This is a brief summary of the pros and cons of iOS and Android applications.
From a marketing point of view, you have to break free on both platforms, unless you have a very impregnable technique that you don’t have.
Android development – Advantages
Faster to release/patch as there is no forced “acceptance” port on you – ideal for a coin-based product, i.e. a minimum viable product or MVP
Larger installation base: it has a larger population of people with androids (especially outside the United States).
Easy to develop using existing PCs and Eclipse, i.e. non-specialized hardware
There are no restrictions on what you develop, so you are open to new ideas
Two key markets to send to: Google and Amazon, which means you can have more chances of success
No restrictions on beta/alpha distribution
Android development – Disadvantages
Fragmented devices – a lot to support (screen size, performance, sensors)
Fragmented Operating system: Many users will be on a variety of operating system versions (you may choose not to support older operating systems/devices).
Two key markets to send to: Google and Amazon – this potentially means more fragmentation to support any custom API
There is no double checking of the final application – so everyone is with you (it’s also with Apple, but you could just detect a real showstopper)
The emulator is not as good as iOS (it doesn’t matter how to get the application on your device is trival), and Android devices are usually cheaper than iOS
The main problem is that there is still a shortage of good Android developers. You will find enough people who understand the basics well enough, but you start asking them more and more complex questions in the interview and you really start to see the fluff.
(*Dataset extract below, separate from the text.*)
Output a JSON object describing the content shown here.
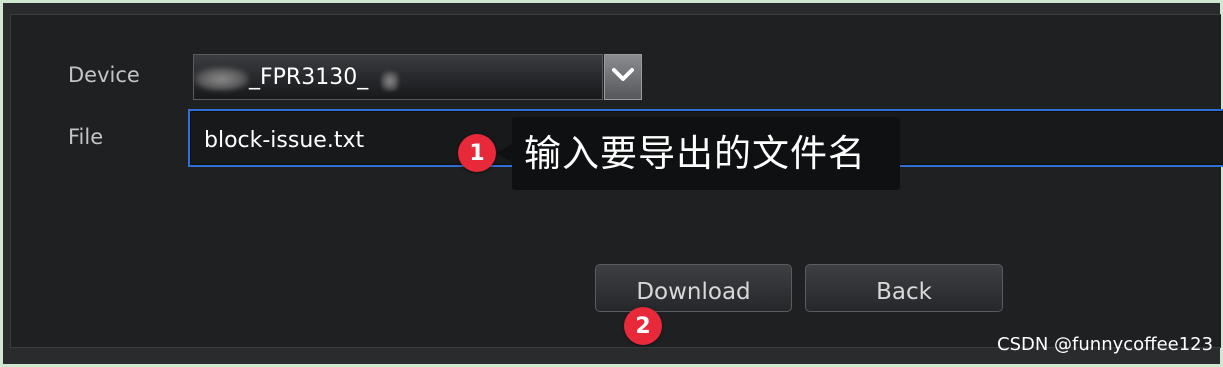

Another problem is that most Android developers (even iOS developers) are too attached to the platform. This is just one of the features common to developers. It is a kind of apartheid or untouchability on the technological platform that is practiced. Android people don’t want to do anything other than Android development.
Probably at the beginning of your career for the first 2 years if you do, that’s fine. But the world only sees you as an Android or iOS developer. They see you as mobile developers. The more experience you gain, the more important it is to get rid of this dogma about technologies and frameworks and be more willing to learn and adapt to changing scenarios. The world of technology is very dynamic and continues to change. What was happening in the early 2000s is now applicable to artificial intelligence (machine learning)
If you cling to one thing, you will become irrelevant very soon. I’m not saying this to scare you, but it’s the reality of the times and the industry we work in.
However, if you are an excellent developer – not just an Android developer – you don’t have to worry. Just keep polishing and improving your skills. Be very good at what you do. Just try to go beyond the curve as much as possible. The rest of the things will be solved.
There was a period when targeting only iOS or Android was an option, but I think now there is no option, you have to deal with both.